Certamente si può ricorrere a forme di lavoro nuove, anche riposanti, anche dilettevoli. Tuttavia, nell’insegnamento della filosofia occorre sempre tenere a mente due fattori decisivi: il primo è determinato dal tempo. Le attività di pratica filosofica sono importanti, ma richiedono molto tempo se affrontate con perizia e scrupolo. E a volte questo tempo nella scuola non è sufficiente, per cui – come giustamente osserva la Caputo – si tratta di metodologie cui ricorrere a cadenza alternata con un approccio più classico e sicuramente più meditato. Infine, quando si insegna la filosofia non si aprono semplicemente delle questioni problematiche su cui esercitarsi a scandagliare punti di vista. Si tratta di connettere la riflessione dei nostri studenti su quanto fino a oggi l’umanità – e in particolare la nostra tradizione culturale – ha faticosamente maturato nel tempo, onde evitare, come protestava Hegel di fronte alla “smania di pensare con la propria testa”, che “ognuno metta fuori una sciocchezza più grossa dell’altra”.

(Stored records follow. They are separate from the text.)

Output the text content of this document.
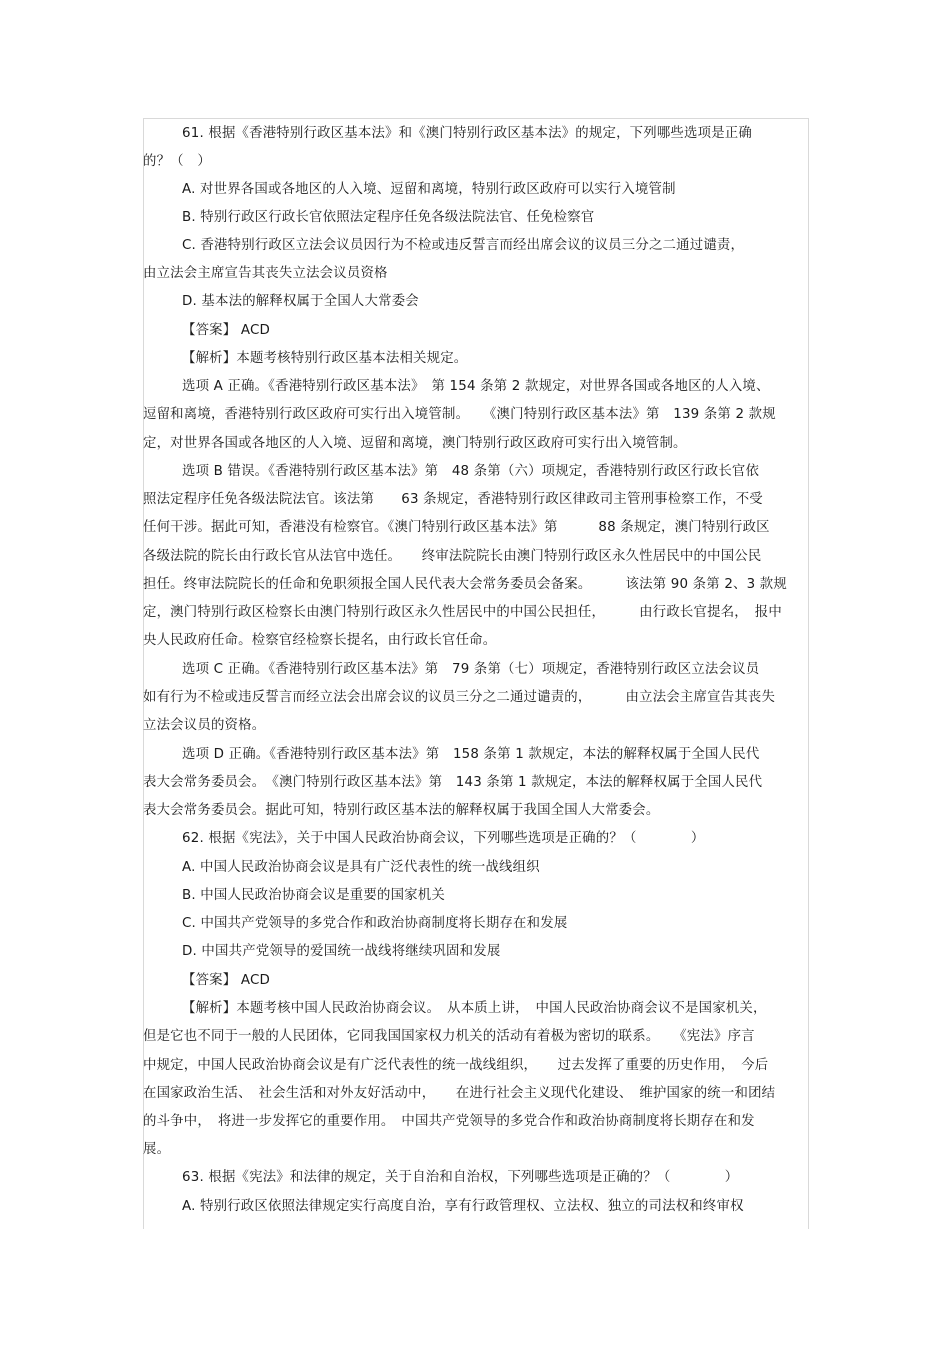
61. 根据《香港特别行政区基本法》和《澳门特别行政区基本法》的规定，下列哪些选项是正确
的？（　）
A. 对世界各国或各地区的人入境、逗留和离境，特别行政区政府可以实行入境管制
B. 特别行政区行政长官依照法定程序任免各级法院法官、任免检察官
C. 香港特别行政区立法会议员因行为不检或违反誓言而经出席会议的议员三分之二通过谴责，
由立法会主席宣告其丧失立法会议员资格
D. 基本法的解释权属于全国人大常委会
【答案】 ACD
【解析】本题考核特别行政区基本法相关规定。
选项 A 正确。《香港特别行政区基本法》　第 154 条第 2 款规定，对世界各国或各地区的人入境、
逗留和离境，香港特别行政区政府可实行出入境管制。　　《澳门特别行政区基本法》第　139 条第 2 款规
定，对世界各国或各地区的人入境、逗留和离境，澳门特别行政区政府可实行出入境管制。
选项 B 错误。《香港特别行政区基本法》第　48 条第（六）项规定，香港特别行政区行政长官依
照法定程序任免各级法院法官。该法第　　63 条规定，香港特别行政区律政司主管刑事检察工作，不受
任何干涉。据此可知，香港没有检察官。《澳门特别行政区基本法》第　　　88 条规定，澳门特别行政区
各级法院的院长由行政长官从法官中选任。　　终审法院院长由澳门特别行政区永久性居民中的中国公民
担任。终审法院院长的任命和免职须报全国人民代表大会常务委员会备案。　　　该法第 90 条第 2、3 款规
定，澳门特别行政区检察长由澳门特别行政区永久性居民中的中国公民担任，　　　由行政长官提名，　报中
央人民政府任命。检察官经检察长提名，由行政长官任命。
选项 C 正确。《香港特别行政区基本法》第　79 条第（七）项规定，香港特别行政区立法会议员
如有行为不检或违反誓言而经立法会出席会议的议员三分之二通过谴责的，　　　由立法会主席宣告其丧失
立法会议员的资格。
选项 D 正确。《香港特别行政区基本法》第　158 条第 1 款规定，本法的解释权属于全国人民代
表大会常务委员会。　《澳门特别行政区基本法》第　143 条第 1 款规定，本法的解释权属于全国人民代
表大会常务委员会。据此可知，特别行政区基本法的解释权属于我国全国人大常委会。
62. 根据《宪法》，关于中国人民政治协商会议，下列哪些选项是正确的？（　　　　）
A. 中国人民政治协商会议是具有广泛代表性的统一战线组织
B. 中国人民政治协商会议是重要的国家机关
C. 中国共产党领导的多党合作和政治协商制度将长期存在和发展
D. 中国共产党领导的爱国统一战线将继续巩固和发展
【答案】 ACD
【解析】本题考核中国人民政治协商会议。　从本质上讲，　中国人民政治协商会议不是国家机关，
但是它也不同于一般的人民团体，它同我国国家权力机关的活动有着极为密切的联系。　　《宪法》序言
中规定，中国人民政治协商会议是有广泛代表性的统一战线组织，　　过去发挥了重要的历史作用，　今后
在国家政治生活、　社会生活和对外友好活动中，　　在进行社会主义现代化建设、　维护国家的统一和团结
的斗争中，　将进一步发挥它的重要作用。　中国共产党领导的多党合作和政治协商制度将长期存在和发
展。
63. 根据《宪法》和法律的规定，关于自治和自治权，下列哪些选项是正确的？（　　　　）
A. 特别行政区依照法律规定实行高度自治，享有行政管理权、立法权、独立的司法权和终审权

Da questo punto di vista, la sensibilità dell’autore della Fenomenologia dello spirito per il problema della didattica della filosofia suona oggi di straordinaria attualità: “Secondo la moda moderna, specialmente quella della pedagogia, non si deve tanto venire istruiti nel contenuto della filosofia, quanto imparare a filosofare senza contenuto (…), [ma] quando si viene a conoscenza del contenuto della filosofia, non si impara soltanto il filosofare, ma si filosofa anche già effettivamente (…) La filosofia deve essere insegnata e appresa, al pari di ogni altra scienza. L’infelice prurito di insegnare a pensare da sé e a produrre autonomamente ha messo in ombra questa verità”.